Public Diplomacy's Role at Various Stages of Conflict Resolution

"...Public diplomacy is critical in extending civilian-military power. It combines soft and hard power to make the kind of “smart power” that is necessary to succeed." 
-Tara Sonenshine, U.S. Under Secretary for Public Diplomacy and Public Affairs

The above quote is from Under Secretary Sonenshine's remarks she made recently and I think it resonates well with the work everyone does in conflict resolution- ranging from being a volunteer mediator to engaging in negotiations of seven-figure sum disputes or multi-nation treaties, and everything in between.

Photo of Tara Sonenshine
Tara Sonenshine, U.S. Under Secretary for Public Diplomacy and Public Affairs


Sonenshine's words also reiterates what her co-worker, U.S. Department of State's Special Representative to Muslim Communities Farah Pandith (who happens to be giving the keynote at this year's ACR-GNY Conference later this week), states when she shares that her role and the U.S. Department of State as a whole is seeking to do when engaging others- change the narrative.  

This means working collaboratively to move from an "us and them" or even worse an "us versus them" perspective to creating a situation that does not always mean agreeing but rather communicating that creates understanding and mutual trust.  There is no wonder the word "empathy" constantly comes up and is pervasive (it is also comforting for lack of a better word) with the work of the State Department's employees- utilizing it demonstrates with those they engage that it is a genuine outreach looking to develop sustainable and meaningful relationships. 

It is also notable to look at the positions held by both Sonenshine and Pandith- they both have accomplished much in global diplomacy in their careers using these effective communication skills and currently have prestigious positions where they possess considerable influence. 

Have a read of Soneshine's remarks below and take a moment to reflect on how it applies to your practice as someone who engages conflict.


Public Diplomacy's Role at Various Stages of Conflict Resolution


Remarks


Tara Sonenshine

Under Secretary for Public Diplomacy and Public Affairs 


The Stimson Center

Washington, DC

June 6, 2013
 

It is an honor and a pleasure to be here today, with a good friend and colleague, Ellen Laipson, who has done so much to advance international affairs, not only through The Stimson Center, but from the White House to the Foreign Policy Advisory Board to countless other boards. Thank you, Ellen, for your friendship and your contributions to American foreign policy and for this unique opportunity to talk about the civilian-military space and its relationship to public diplomacy.

This is not an easy subject but it is a timely subject, as you will soon hear about in the panel discussion later this morning. Russ Rumbaugh, who directs your Budgeting for Foreign Affairs and Defense, will talk about the interaction between DOD and our civilian corps and Alison Giffen, who often collaborates with our own Bureau of Conflict and Stabilization Operations, will discuss ways we can enhance our civilian-military capabilities to support conflict resolution.

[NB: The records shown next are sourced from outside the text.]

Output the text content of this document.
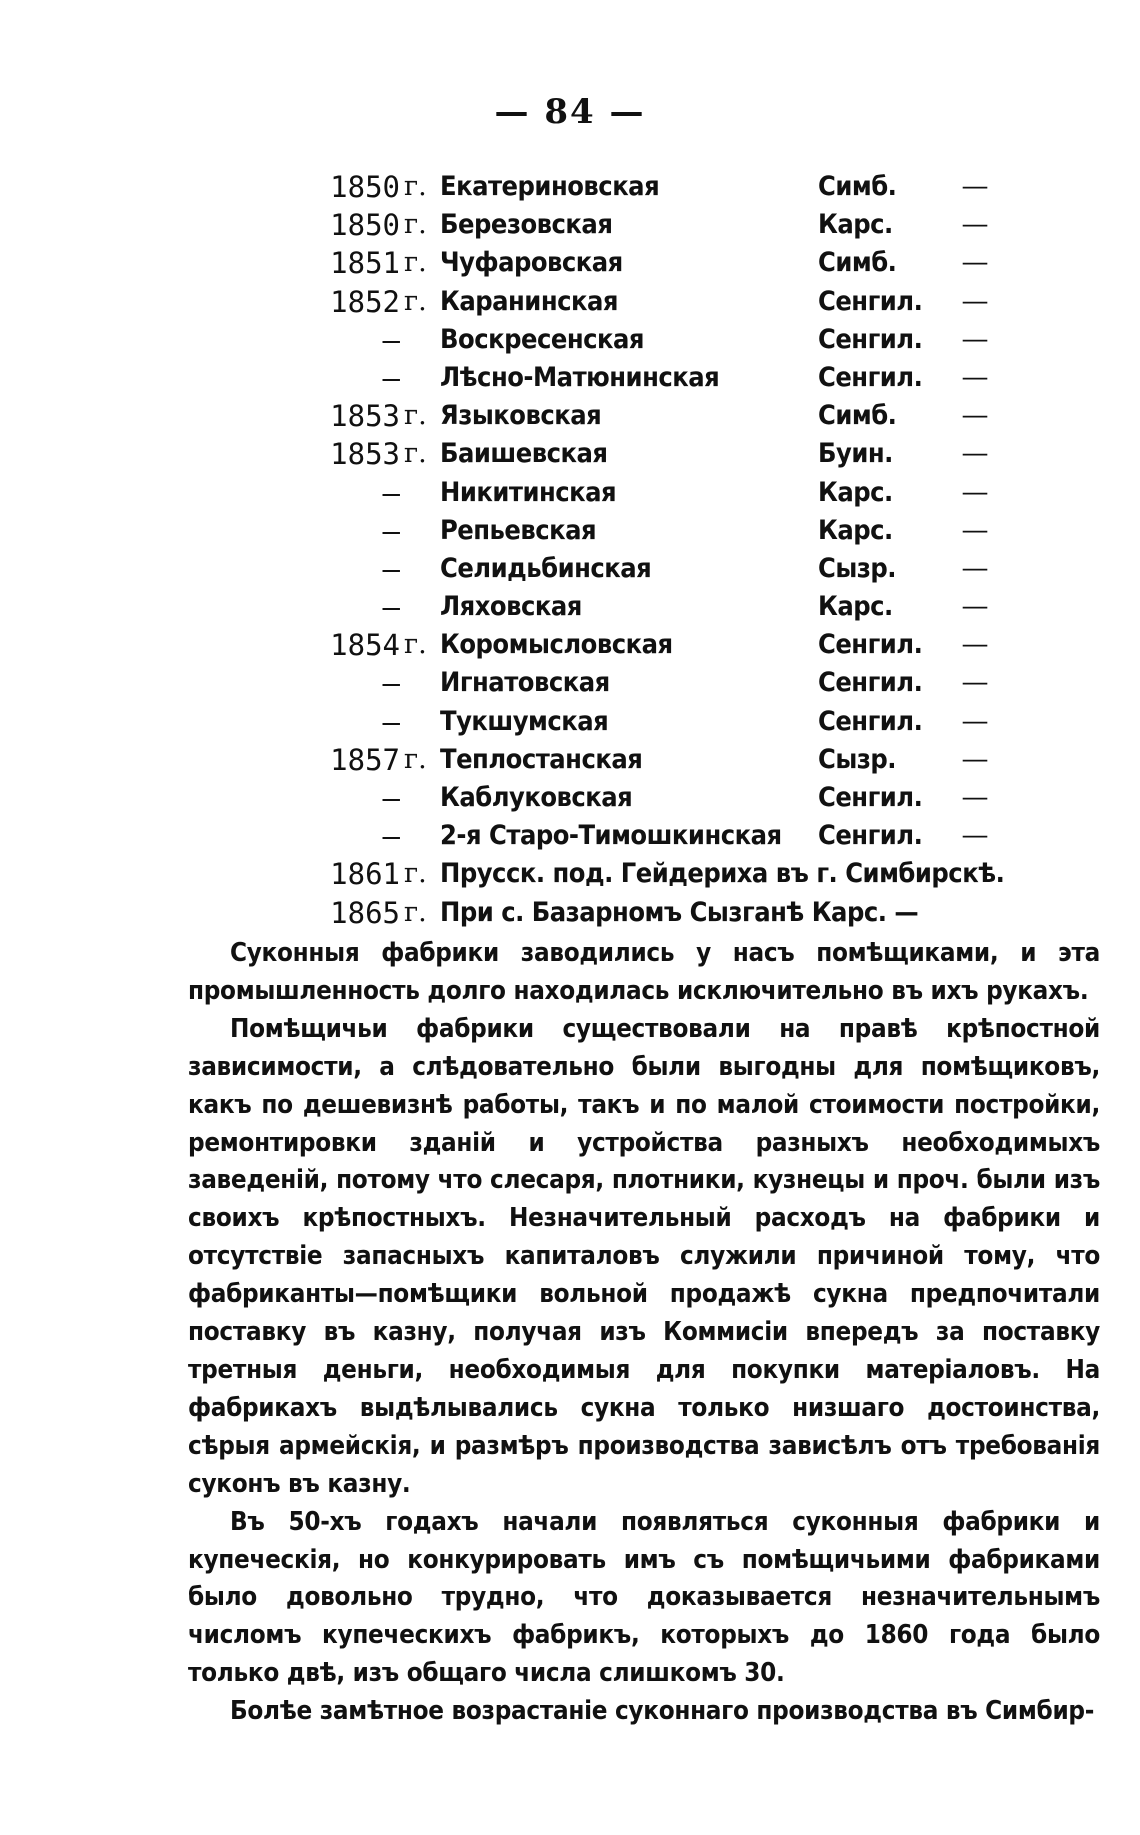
— 84 —
1850 г. Екатериновская	Симб.	—
1850 г. Березовская	Карс.	—
1851 г. Чуфаровская	Симб.	—
1852 г. Каранинская	Сенгил.	—
— Воскресенская	Сенгил.	—
— Лѣсно-Матюнинская	Сенгил.	—
1853 г. Языковская	Симб.	—
1853 г. Баишевская	Буин.	—
— Никитинская	Карс.	—
— Репьевская	Карс.	—
— Селидьбинская	Сызр.	—
— Ляховская	Карс.	—
1854 г. Коромысловская	Сенгил.	—
— Игнатовская	Сенгил.	—
— Тукшумская	Сенгил.	—
1857 г. Теплостанская	Сызр.	—
— Каблуковская	Сенгил.	—
— 2-я Старо-Тимошкинская Сенгил.	—
1861 г. Прусск. под. Гейдериха въ г. Симбирскѣ.
1865 г. При с. Базарномъ Сызганѣ Карс. —

Суконныя фабрики заводились у насъ помѣщиками, и эта промышленность долго находилась исключительно въ ихъ рукахъ.

Помѣщичьи фабрики существовали на правѣ крѣпостной зависимости, а слѣдовательно были выгодны для помѣщиковъ, какъ по дешевизнѣ работы, такъ и по малой стоимости постройки, ремонтировки зданій и устройства разныхъ необходимыхъ заведеній, потому что слесаря, плотники, кузнецы и проч. были изъ своихъ крѣпостныхъ. Незначительный расходъ на фабрики и отсутствіе запасныхъ капиталовъ служили причиной тому, что фабриканты—помѣщики вольной продажѣ сукна предпочитали поставку въ казну, получая изъ Коммисіи впередъ за поставку третныя деньги, необходимыя для покупки матеріаловъ. На фабрикахъ выдѣлывались сукна только низшаго достоинства, сѣрыя армейскія, и размѣръ производства зависѣлъ отъ требованія суконъ въ казну.

Въ 50-хъ годахъ начали появляться суконныя фабрики и купеческія, но конкурировать имъ съ помѣщичьими фабриками было довольно трудно, что доказывается незначительнымъ числомъ купеческихъ фабрикъ, которыхъ до 1860 года было только двѣ, изъ общаго числа слишкомъ 30.

Болѣе замѣтное возрастаніе суконнаго производства въ Симбир-
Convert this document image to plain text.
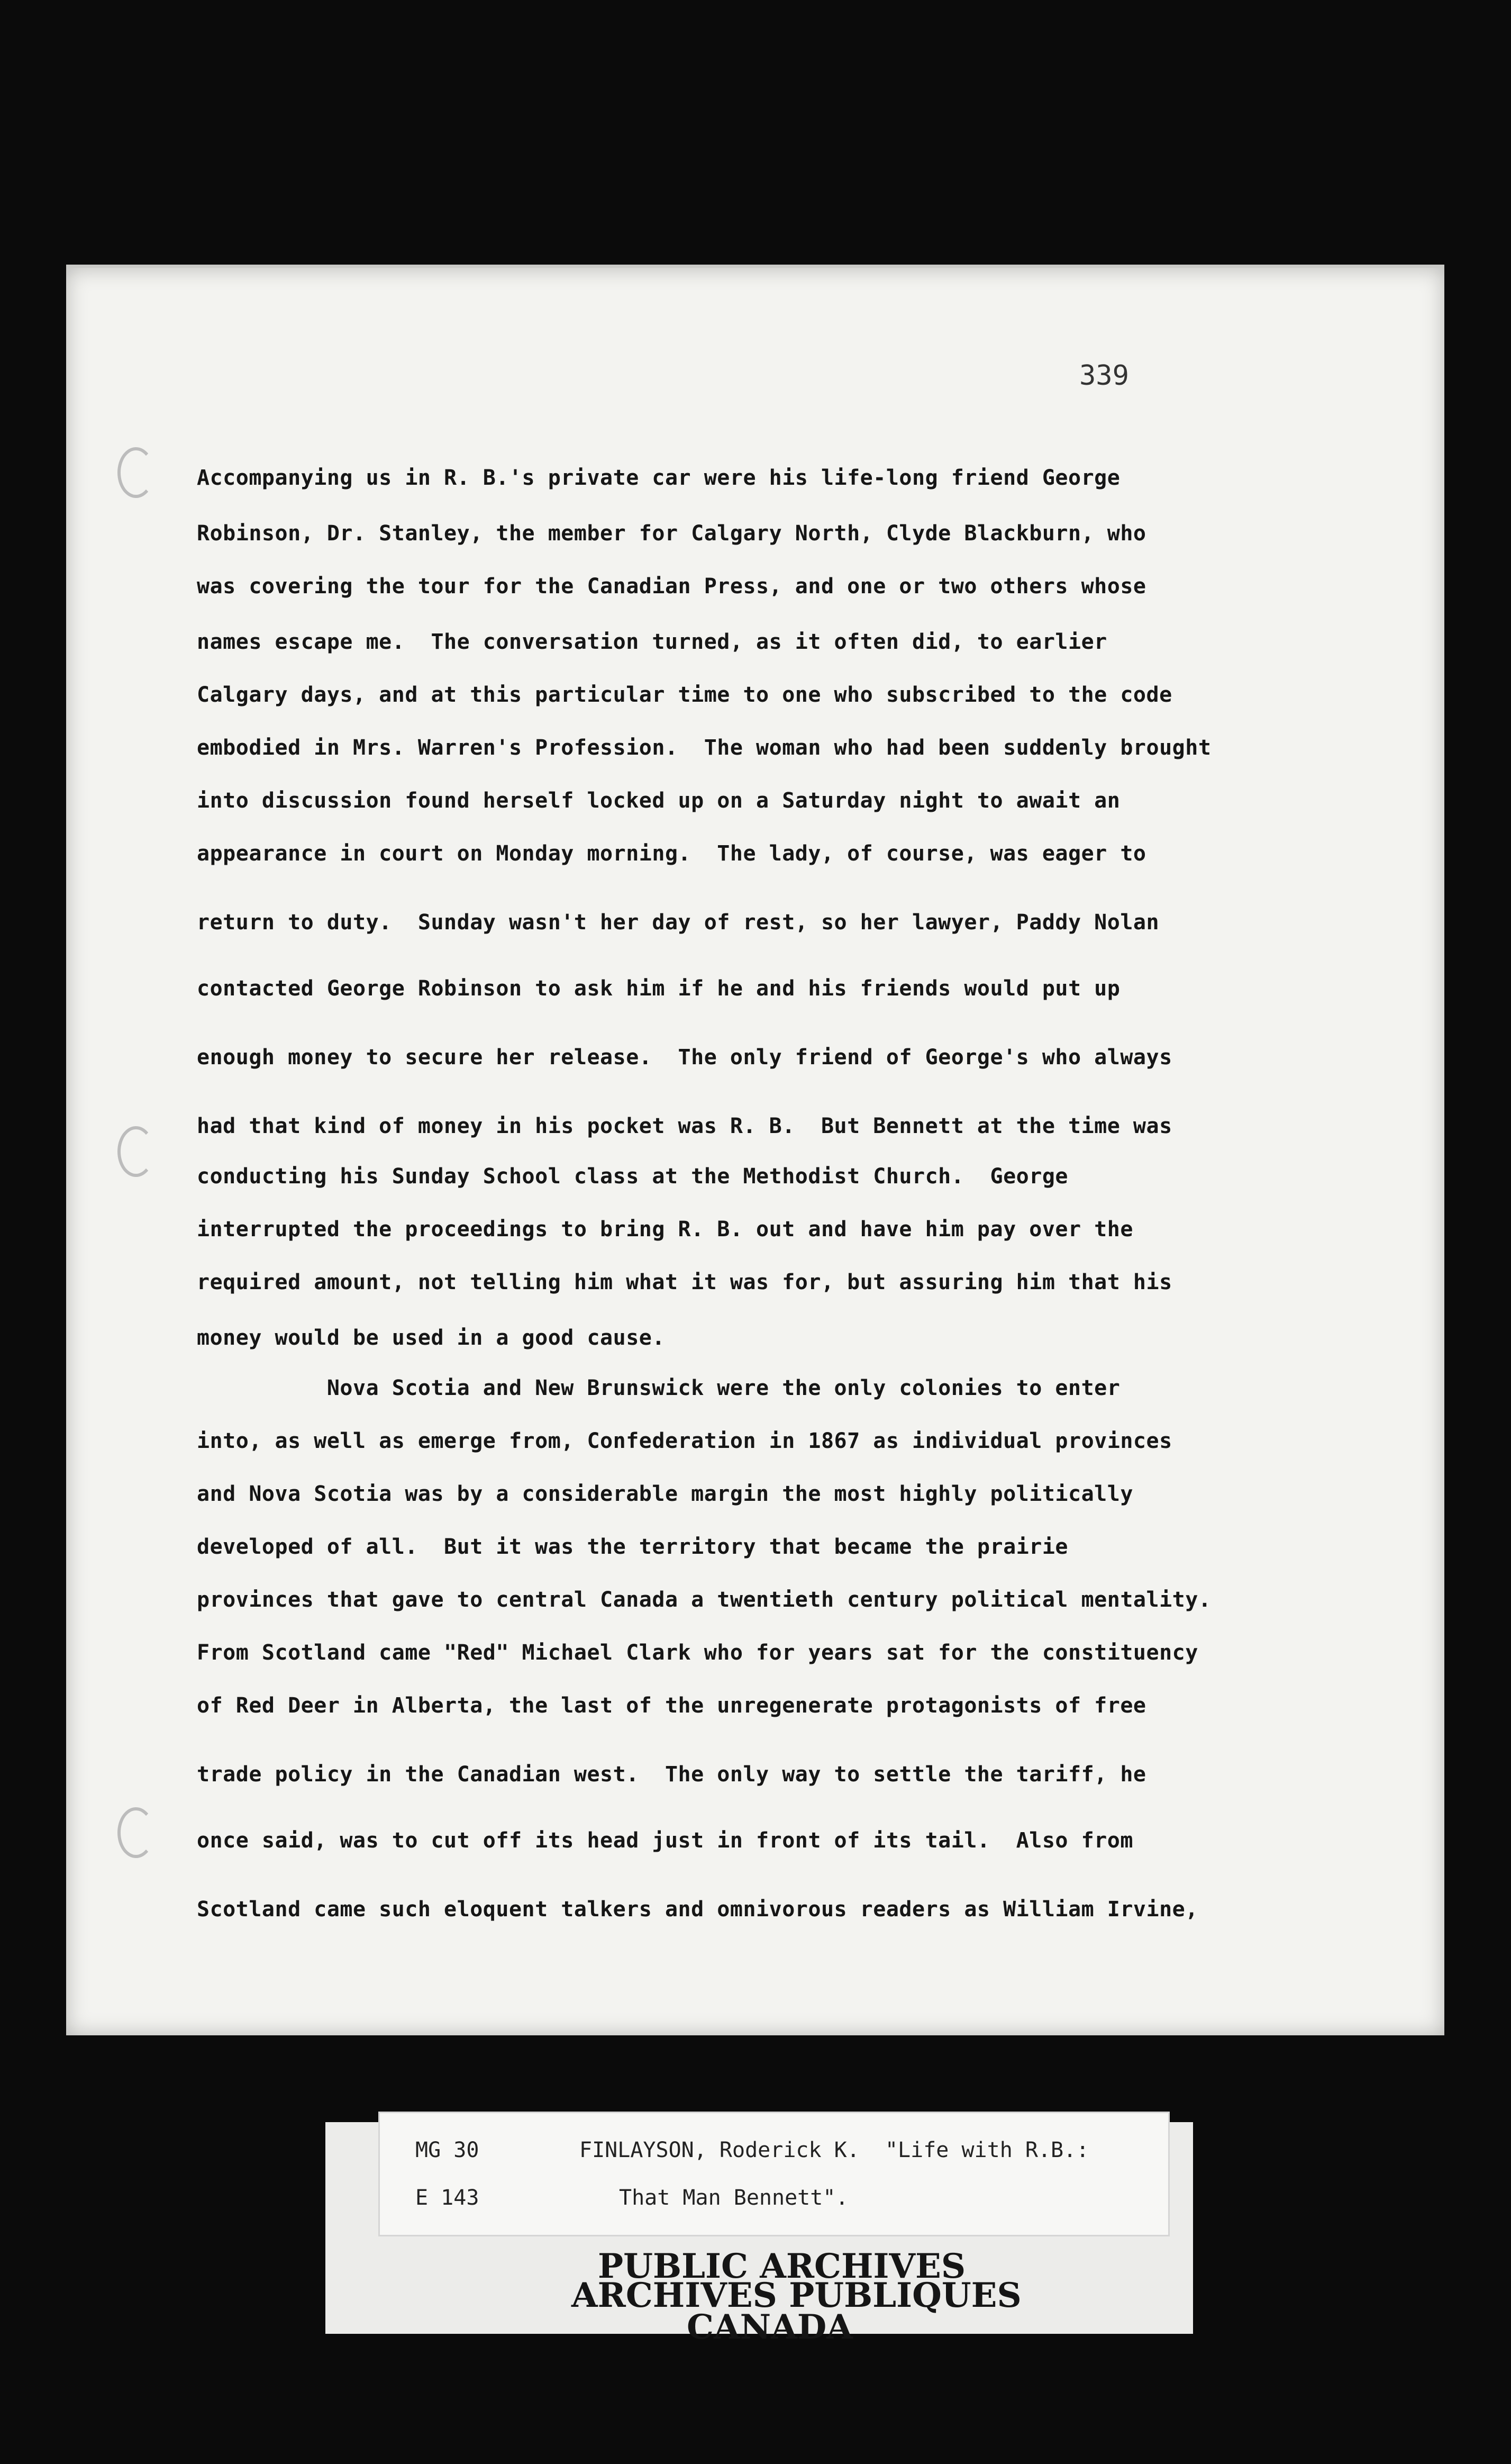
339
Accompanying us in R. B.'s private car were his life-long friend George
Robinson, Dr. Stanley, the member for Calgary North, Clyde Blackburn, who
was covering the tour for the Canadian Press, and one or two others whose
names escape me.  The conversation turned, as it often did, to earlier
Calgary days, and at this particular time to one who subscribed to the code
embodied in Mrs. Warren's Profession.  The woman who had been suddenly brought
into discussion found herself locked up on a Saturday night to await an
appearance in court on Monday morning.  The lady, of course, was eager to
return to duty.  Sunday wasn't her day of rest, so her lawyer, Paddy Nolan
contacted George Robinson to ask him if he and his friends would put up
enough money to secure her release.  The only friend of George's who always
had that kind of money in his pocket was R. B.  But Bennett at the time was
conducting his Sunday School class at the Methodist Church.  George
interrupted the proceedings to bring R. B. out and have him pay over the
required amount, not telling him what it was for, but assuring him that his
money would be used in a good cause.
Nova Scotia and New Brunswick were the only colonies to enter
into, as well as emerge from, Confederation in 1867 as individual provinces
and Nova Scotia was by a considerable margin the most highly politically
developed of all.  But it was the territory that became the prairie
provinces that gave to central Canada a twentieth century political mentality.
From Scotland came "Red" Michael Clark who for years sat for the constituency
of Red Deer in Alberta, the last of the unregenerate protagonists of free
trade policy in the Canadian west.  The only way to settle the tariff, he
once said, was to cut off its head just in front of its tail.  Also from
Scotland came such eloquent talkers and omnivorous readers as William Irvine,
MG 30
E 143
FINLAYSON, Roderick K.  "Life with R.B.:
That Man Bennett".
PUBLIC ARCHIVES
ARCHIVES PUBLIQUES
CANADA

My thesis today is that public diplomacy is critical in extending civilian-military power. It combines soft and hard power to make the kind of “smart power” that is necessary to succeed. Public diplomacy is inextricably linked to key U.S. foreign policy goals of preventing deadly conflict, managing conflict when it occurs, and building civil societies out of the ashes of conflict.

Before I go any further, allow me just a bit of history.

At the State Department, I sit in the office once occupied by George Marshall—a man who understood a thing or two about strengthening our civilian-military continuum and about how to repurpose the aftermath of war into the new math of peace and prosperity.

The Marshall Plan set the precedent for a kind of transformative and collaborative capability. As former Secretary of State Clinton put it so well, and I quote, “The allies won the war with guts and valor, and the Marshall Plan won the peace with bricks and mortar.”

But the Marshall Plan went much further than bridges and buildings. It created an infrastructure for economic growth, which helped to create an alternative scenario to the biggest threat to our mutual freedom at the time: communism. The proof of success is in the story of the post-Marshall Plan era and how we, and our allies, came to choose paths that led to periods of peace and prosperity and alternatives to the communist system.

This theory of change that we can create alternatives to violence — that is the crux of the challenge of the military-civilian, civilian-military hyphen, in conflict prevention and post-conflict settings: How to create an alternative scenario to violence, destruction, division, hostility, and the danger of more deadly conflict.

It is also the challenge of public diplomacy—creating alternative scenarios using a variety of tools and approaches that have immediate and sometimes not so immediate impact.